I place it as soon as I can into the washing machine, all by itself, and turn the knob to the gentle 30°.  I add a little savon noir and a sprinkle of patchouli into the drum.  Firstly, I want it to be clean, to have lost the odour of his discard. Then, once dry, I trace its wellbeing for signs of time and two, no, three holes come to my attention.  I commence my work of reparation, joining the new wool into the knit of the old, creating the blue lattice base for the patch of interlacing wool to grow over.
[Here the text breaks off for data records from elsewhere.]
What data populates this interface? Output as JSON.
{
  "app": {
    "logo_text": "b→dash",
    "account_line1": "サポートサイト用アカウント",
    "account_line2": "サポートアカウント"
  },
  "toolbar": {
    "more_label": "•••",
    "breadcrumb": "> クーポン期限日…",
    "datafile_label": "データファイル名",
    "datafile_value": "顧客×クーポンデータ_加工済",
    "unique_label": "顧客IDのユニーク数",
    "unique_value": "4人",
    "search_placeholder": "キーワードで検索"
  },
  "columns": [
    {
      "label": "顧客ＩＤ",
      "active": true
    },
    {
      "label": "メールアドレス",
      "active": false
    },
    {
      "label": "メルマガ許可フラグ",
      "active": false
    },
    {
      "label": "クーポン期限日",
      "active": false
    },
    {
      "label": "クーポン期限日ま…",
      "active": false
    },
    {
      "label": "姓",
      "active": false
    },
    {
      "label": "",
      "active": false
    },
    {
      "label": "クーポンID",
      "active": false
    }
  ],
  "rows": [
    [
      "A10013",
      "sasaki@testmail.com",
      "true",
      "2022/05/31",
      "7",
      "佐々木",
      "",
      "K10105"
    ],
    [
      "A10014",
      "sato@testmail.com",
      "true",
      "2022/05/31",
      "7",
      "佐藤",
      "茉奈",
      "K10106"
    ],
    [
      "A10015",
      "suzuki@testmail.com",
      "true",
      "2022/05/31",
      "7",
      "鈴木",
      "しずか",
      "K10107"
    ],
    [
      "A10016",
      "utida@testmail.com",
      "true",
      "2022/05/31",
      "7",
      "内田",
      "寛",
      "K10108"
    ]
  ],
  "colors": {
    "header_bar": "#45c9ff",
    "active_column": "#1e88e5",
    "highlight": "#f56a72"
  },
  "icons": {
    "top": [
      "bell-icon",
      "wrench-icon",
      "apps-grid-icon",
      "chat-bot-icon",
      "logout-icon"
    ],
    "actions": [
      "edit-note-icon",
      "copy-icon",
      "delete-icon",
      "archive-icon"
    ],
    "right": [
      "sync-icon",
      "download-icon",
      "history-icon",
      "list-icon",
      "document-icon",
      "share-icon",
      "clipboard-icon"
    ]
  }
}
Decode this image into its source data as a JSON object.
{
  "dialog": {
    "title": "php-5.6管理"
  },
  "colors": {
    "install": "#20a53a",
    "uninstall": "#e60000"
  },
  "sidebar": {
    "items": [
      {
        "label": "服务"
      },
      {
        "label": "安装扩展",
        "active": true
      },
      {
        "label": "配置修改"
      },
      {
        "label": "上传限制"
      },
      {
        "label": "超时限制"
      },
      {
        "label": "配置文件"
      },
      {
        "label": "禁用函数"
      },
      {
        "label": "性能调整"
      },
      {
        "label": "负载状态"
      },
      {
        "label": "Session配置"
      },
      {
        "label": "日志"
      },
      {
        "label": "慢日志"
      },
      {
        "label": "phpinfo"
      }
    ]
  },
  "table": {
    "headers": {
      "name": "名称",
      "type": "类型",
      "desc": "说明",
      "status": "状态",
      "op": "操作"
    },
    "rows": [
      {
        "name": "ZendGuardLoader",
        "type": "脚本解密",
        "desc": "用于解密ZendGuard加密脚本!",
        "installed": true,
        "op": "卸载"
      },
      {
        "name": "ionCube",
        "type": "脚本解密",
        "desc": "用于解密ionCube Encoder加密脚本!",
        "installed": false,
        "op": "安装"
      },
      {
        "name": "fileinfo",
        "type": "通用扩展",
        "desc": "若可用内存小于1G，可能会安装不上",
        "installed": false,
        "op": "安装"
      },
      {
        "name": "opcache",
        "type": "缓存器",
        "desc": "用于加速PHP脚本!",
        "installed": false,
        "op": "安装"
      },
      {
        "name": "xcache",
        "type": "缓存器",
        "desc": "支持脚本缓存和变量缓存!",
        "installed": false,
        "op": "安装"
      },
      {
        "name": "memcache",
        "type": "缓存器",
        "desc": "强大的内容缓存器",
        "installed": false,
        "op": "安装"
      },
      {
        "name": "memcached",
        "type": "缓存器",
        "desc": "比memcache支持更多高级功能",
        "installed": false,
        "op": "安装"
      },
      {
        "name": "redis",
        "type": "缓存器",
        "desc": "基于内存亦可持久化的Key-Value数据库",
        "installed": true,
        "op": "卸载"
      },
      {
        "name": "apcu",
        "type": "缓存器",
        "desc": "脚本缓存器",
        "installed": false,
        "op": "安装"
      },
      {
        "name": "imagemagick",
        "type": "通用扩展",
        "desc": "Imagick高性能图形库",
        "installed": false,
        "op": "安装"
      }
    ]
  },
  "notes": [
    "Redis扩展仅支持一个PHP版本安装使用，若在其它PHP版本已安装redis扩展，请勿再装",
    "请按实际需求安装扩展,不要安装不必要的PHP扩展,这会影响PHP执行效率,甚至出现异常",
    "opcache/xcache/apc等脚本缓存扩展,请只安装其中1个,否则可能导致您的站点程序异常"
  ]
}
When I have finished, one will see where the holes have been.  One will see that it has been worn and loved enough to mend.  Even as the holes dwindle – and I am taking my time- I sense that it is really far too big, and even too heavy, for me to wear by myself.  Very selfishly, I must give it away, and I can’t help but wonder who I am darning it for, this time!  Who will appreciate the joy and the colours of this too heavy thing, who will make it light?